03 Sep Barrons : China Is Tops in Exporting Gas Guzzlers. Don’t Count EVs Out
Media Source : Barrons
By Craig Mellow
Aug. 18, 2023
Nearly three-quarters of China’s foreign car sales are the old-fashioned internal combustion ones. Innovative EVs eventually may play a bigger role in exports.
EVs may play a bigger role in China’s export engine. Here: BYD automobiles are exported from Shenzhen to Thailand
VCG/Getty Images
Pop quiz: Which country exports the most cars? Germany? Japan? Try China.
The No. 2 economy surpassed Japan in the first half of 2023. Full-year exports should exceed four million vehicles, up from one million or so prepandemic, says Paul Gong, China auto analyst at UBS.
The top destination this year is Russia, where Chinese auto makers have jumped in while global rivals fled. But other big customers include Mexico; Saudi Arabia; and Belgium, as a gateway to the European Union. “Chinese companies are building better and better cars and offer a cost advantage,” Gong says.
Is this evidence that rumors of China’s economic death are exaggerated? Yes and no. China makes more electric vehicles than the rest of the world combined, with improving quality.
That’s not what’s driving the export boom, though. About 70% of the foreign sales are old-fashioned internal combustion cars, Gong says. State-owned SAIC Motor and Chery are the leading exporting companies. Of the EV exports, U.S.-owned Tesla (ticker: TSLA) accounts for nearly 40%.
The old-school state companies are exporting to survive more than expand, says Bill Russo, CEO of Shanghai-based consultancy Automobility. China’s domestic car sales peaked in 2017, and gas-powered vehicles are down 7% as EVs’ market share rises. “They have a tremendous built-up capacity, and they don’t want to lay off people,” he says.
Innovative EVs may play a bigger role in China’s export engine as it keeps rolling. Annual vehicle exports could reach nine million by 2030, consultancy AlixPartners predicts.
China’s emerging EV champion, BYD (1211.Hong Kong), has barely begun to focus on exports, because its cars are selling like hot cakes at home. The company’s domestic market share has soared to 37%, Russo reports. That’s four times Tesla’s, and leaves competitors like Li Auto (LI), XPeng (XPEV), and Nio (NIO) in the dust, for the moment.

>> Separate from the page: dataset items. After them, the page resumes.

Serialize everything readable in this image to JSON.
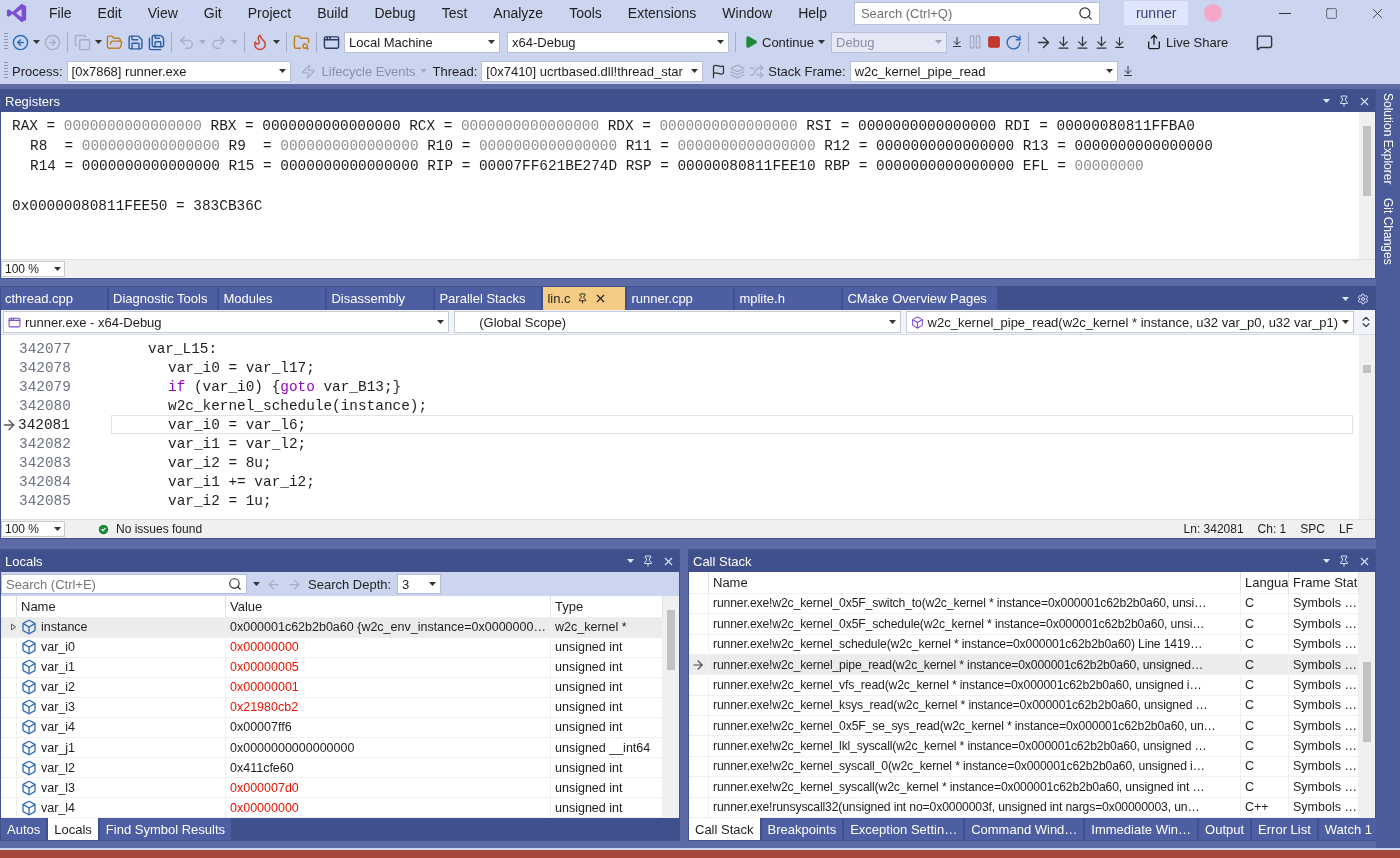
{
  "app": {
    "title": "runner"
  },
  "menu": [
    "File",
    "Edit",
    "View",
    "Git",
    "Project",
    "Build",
    "Debug",
    "Test",
    "Analyze",
    "Tools",
    "Extensions",
    "Window",
    "Help"
  ],
  "search": {
    "placeholder": "Search (Ctrl+Q)"
  },
  "toolbar": {
    "target": "Local Machine",
    "config": "x64-Debug",
    "continue": "Continue",
    "solution_config": "Debug",
    "live_share": "Live Share"
  },
  "debug_location": {
    "process_label": "Process:",
    "process": "[0x7868] runner.exe",
    "lifecycle": "Lifecycle Events",
    "thread_label": "Thread:",
    "thread": "[0x7410] ucrtbased.dll!thread_star",
    "stack_frame_label": "Stack Frame:",
    "stack_frame": "w2c_kernel_pipe_read"
  },
  "registers": {
    "title": "Registers",
    "rows": [
      [
        {
          "label": "RAX =",
          "value": "0000000000000000",
          "dim": true
        },
        {
          "label": "RBX =",
          "value": "0000000000000000",
          "dim": false
        },
        {
          "label": "RCX =",
          "value": "0000000000000000",
          "dim": true
        },
        {
          "label": "RDX =",
          "value": "0000000000000000",
          "dim": true
        },
        {
          "label": "RSI =",
          "value": "0000000000000000",
          "dim": false
        },
        {
          "label": "RDI =",
          "value": "00000080811FFBA0",
          "dim": false
        }
      ],
      [
        {
          "label": "R8  =",
          "value": "0000000000000000",
          "dim": true
        },
        {
          "label": "R9  =",
          "value": "0000000000000000",
          "dim": true
        },
        {
          "label": "R10 =",
          "value": "0000000000000000",
          "dim": true
        },
        {
          "label": "R11 =",
          "value": "0000000000000000",
          "dim": true
        },
        {
          "label": "R12 =",
          "value": "0000000000000000",
          "dim": false
        },
        {
          "label": "R13 =",
          "value": "0000000000000000",
          "dim": false
        }
      ],
      [
        {
          "label": "R14 =",
          "value": "0000000000000000",
          "dim": false
        },
        {
          "label": "R15 =",
          "value": "0000000000000000",
          "dim": false
        },
        {
          "label": "RIP =",
          "value": "00007FF621BE274D",
          "dim": false
        },
        {
          "label": "RSP =",
          "value": "00000080811FEE10",
          "dim": false
        },
        {
          "label": "RBP =",
          "value": "0000000000000000",
          "dim": false
        },
        {
          "label": "EFL =",
          "value": "00000000",
          "dim": true
        }
      ]
    ],
    "memory": "0x00000080811FEE50 = 383CB36C",
    "zoom": "100 %"
  },
  "side_tabs": [
    {
      "label": "Solution Explorer"
    },
    {
      "label": "Git Changes"
    }
  ],
  "editor": {
    "tabs": [
      {
        "label": "cthread.cpp",
        "selected": false
      },
      {
        "label": "Diagnostic Tools",
        "selected": false
      },
      {
        "label": "Modules",
        "selected": false
      },
      {
        "label": "Disassembly",
        "selected": false
      },
      {
        "label": "Parallel Stacks",
        "selected": false
      },
      {
        "label": "lin.c",
        "selected": true
      },
      {
        "label": "runner.cpp",
        "selected": false
      },
      {
        "label": "mplite.h",
        "selected": false
      },
      {
        "label": "CMake Overview Pages",
        "selected": false
      }
    ],
    "project": "runner.exe - x64-Debug",
    "scope": "(Global Scope)",
    "member": "w2c_kernel_pipe_read(w2c_kernel * instance, u32 var_p0, u32 var_p1)",
    "lines": [
      {
        "number": "342077",
        "kind": "label",
        "current": false,
        "tokens": [
          {
            "text": "var_L15:",
            "kind": "plain"
          }
        ]
      },
      {
        "number": "342078",
        "kind": "statement",
        "current": false,
        "tokens": [
          {
            "text": "var_i0 = var_l17;",
            "kind": "plain"
          }
        ]
      },
      {
        "number": "342079",
        "kind": "statement",
        "current": false,
        "tokens": [
          {
            "text": "if",
            "kind": "keyword"
          },
          {
            "text": " (var_i0) {",
            "kind": "plain"
          },
          {
            "text": "goto",
            "kind": "keyword"
          },
          {
            "text": " var_B13;}",
            "kind": "plain"
          }
        ]
      },
      {
        "number": "342080",
        "kind": "statement",
        "current": false,
        "tokens": [
          {
            "text": "w2c_kernel_schedule(instance);",
            "kind": "plain"
          }
        ]
      },
      {
        "number": "342081",
        "kind": "statement",
        "current": true,
        "tokens": [
          {
            "text": "var_i0 = var_l6;",
            "kind": "plain"
          }
        ]
      },
      {
        "number": "342082",
        "kind": "statement",
        "current": false,
        "tokens": [
          {
            "text": "var_i1 = var_l2;",
            "kind": "plain"
          }
        ]
      },
      {
        "number": "342083",
        "kind": "statement",
        "current": false,
        "tokens": [
          {
            "text": "var_i2 = 8u;",
            "kind": "plain"
          }
        ]
      },
      {
        "number": "342084",
        "kind": "statement",
        "current": false,
        "tokens": [
          {
            "text": "var_i1 += var_i2;",
            "kind": "plain"
          }
        ]
      },
      {
        "number": "342085",
        "kind": "statement",
        "current": false,
        "tokens": [
          {
            "text": "var_i2 = 1u;",
            "kind": "plain"
          }
        ]
      }
    ],
    "zoom": "100 %",
    "issues": "No issues found",
    "ln": "Ln: 342081",
    "ch": "Ch: 1",
    "spc": "SPC",
    "lf": "LF"
  },
  "locals": {
    "title": "Locals",
    "search_placeholder": "Search (Ctrl+E)",
    "depth_label": "Search Depth:",
    "depth": "3",
    "columns": [
      "Name",
      "Value",
      "Type"
    ],
    "rows": [
      {
        "name": "instance",
        "value": "0x000001c62b2b0a60 {w2c_env_instance=0x0000000…",
        "type": "w2c_kernel *",
        "changed": false,
        "expandable": true,
        "selected": true
      },
      {
        "name": "var_i0",
        "value": "0x00000000",
        "type": "unsigned int",
        "changed": true,
        "expandable": false,
        "selected": false
      },
      {
        "name": "var_i1",
        "value": "0x00000005",
        "type": "unsigned int",
        "changed": true,
        "expandable": false,
        "selected": false
      },
      {
        "name": "var_i2",
        "value": "0x00000001",
        "type": "unsigned int",
        "changed": true,
        "expandable": false,
        "selected": false
      },
      {
        "name": "var_i3",
        "value": "0x21980cb2",
        "type": "unsigned int",
        "changed": true,
        "expandable": false,
        "selected": false
      },
      {
        "name": "var_i4",
        "value": "0x00007ff6",
        "type": "unsigned int",
        "changed": false,
        "expandable": false,
        "selected": false
      },
      {
        "name": "var_j1",
        "value": "0x0000000000000000",
        "type": "unsigned __int64",
        "changed": false,
        "expandable": false,
        "selected": false
      },
      {
        "name": "var_l2",
        "value": "0x411cfe60",
        "type": "unsigned int",
        "changed": false,
        "expandable": false,
        "selected": false
      },
      {
        "name": "var_l3",
        "value": "0x000007d0",
        "type": "unsigned int",
        "changed": true,
        "expandable": false,
        "selected": false
      },
      {
        "name": "var_l4",
        "value": "0x00000000",
        "type": "unsigned int",
        "changed": true,
        "expandable": false,
        "selected": false
      }
    ],
    "tabs": [
      {
        "label": "Autos",
        "selected": false
      },
      {
        "label": "Locals",
        "selected": true
      },
      {
        "label": "Find Symbol Results",
        "selected": false
      }
    ]
  },
  "call_stack": {
    "title": "Call Stack",
    "columns": [
      "Name",
      "Langua",
      "Frame Stat"
    ],
    "rows": [
      {
        "name": "runner.exe!w2c_kernel_0x5F_switch_to(w2c_kernel * instance=0x000001c62b2b0a60, unsi…",
        "language": "C",
        "status": "Symbols …",
        "current": false
      },
      {
        "name": "runner.exe!w2c_kernel_0x5F_schedule(w2c_kernel * instance=0x000001c62b2b0a60, unsi…",
        "language": "C",
        "status": "Symbols …",
        "current": false
      },
      {
        "name": "runner.exe!w2c_kernel_schedule(w2c_kernel * instance=0x000001c62b2b0a60) Line 1419…",
        "language": "C",
        "status": "Symbols …",
        "current": false
      },
      {
        "name": "runner.exe!w2c_kernel_pipe_read(w2c_kernel * instance=0x000001c62b2b0a60, unsigned…",
        "language": "C",
        "status": "Symbols …",
        "current": true
      },
      {
        "name": "runner.exe!w2c_kernel_vfs_read(w2c_kernel * instance=0x000001c62b2b0a60, unsigned i…",
        "language": "C",
        "status": "Symbols …",
        "current": false
      },
      {
        "name": "runner.exe!w2c_kernel_ksys_read(w2c_kernel * instance=0x000001c62b2b0a60, unsigned …",
        "language": "C",
        "status": "Symbols …",
        "current": false
      },
      {
        "name": "runner.exe!w2c_kernel_0x5F_se_sys_read(w2c_kernel * instance=0x000001c62b2b0a60, un…",
        "language": "C",
        "status": "Symbols …",
        "current": false
      },
      {
        "name": "runner.exe!w2c_kernel_lkl_syscall(w2c_kernel * instance=0x000001c62b2b0a60, unsigned …",
        "language": "C",
        "status": "Symbols …",
        "current": false
      },
      {
        "name": "runner.exe!w2c_kernel_syscall_0(w2c_kernel * instance=0x000001c62b2b0a60, unsigned i…",
        "language": "C",
        "status": "Symbols …",
        "current": false
      },
      {
        "name": "runner.exe!w2c_kernel_syscall(w2c_kernel * instance=0x000001c62b2b0a60, unsigned int …",
        "language": "C",
        "status": "Symbols …",
        "current": false
      },
      {
        "name": "runner.exe!runsyscall32(unsigned int no=0x0000003f, unsigned int nargs=0x00000003, un…",
        "language": "C++",
        "status": "Symbols …",
        "current": false
      }
    ],
    "tabs": [
      {
        "label": "Call Stack",
        "selected": true
      },
      {
        "label": "Breakpoints",
        "selected": false
      },
      {
        "label": "Exception Settin…",
        "selected": false
      },
      {
        "label": "Command Wind…",
        "selected": false
      },
      {
        "label": "Immediate Win…",
        "selected": false
      },
      {
        "label": "Output",
        "selected": false
      },
      {
        "label": "Error List",
        "selected": false
      },
      {
        "label": "Watch 1",
        "selected": false
      }
    ]
  }
}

BYD lately broke ground on a factory in Thailand, and is shopping for a European site. Its lead in a crowded field is still too fragile to bet on, says Sharukh Malik, a portfolio manager for Asian equities at Guinness Asset Management. “On a five-year horizon, I don’t have a clue which EV auto makers will be left standing,” he says.
He’s looking instead into China’s EV supply chain for companies with more defensible market niches and less potential to raise protectionist hackles abroad. One example is Wuxi Lead Intelligent Equipment (300450.China), a contract manufacturer for Chinese battery giant Contemporary Amperex Technology , or CATL (300750.China), but also a budding partner for would-be European battery champion Northvolt.
Malik also favors Shanghai Putailai New Energy Technology (603659.China), which makes EV battery anodes and just agreed on a $1.5 billion plant in Sweden, Northvolt’s home base; and Hongfa Technology (600885.China), whose power relays are built into all of Tesla’s Chinese-built cars, and up to 40% of its U.S. vehicles. Malik doesn’t own CATL itself, finding its business model “very capital intensive.”
However fickle individual corporate fortunes, China’s lead in EV technology writ large is firmly established. The U.S. and Europe won’t easily subsidize and/or protect their way around it. “I applaud the IRA, but it’s 20 years too late,” consultant Russo says, referring to last year’s Inflation Reduction Act, meant to finance a U.S. green leap forward.
None of that negates China’s mounting internal problems with overextended property developers, blackhole local government debt, and unemployed youth. It’s something for investors to weigh in the balance, though.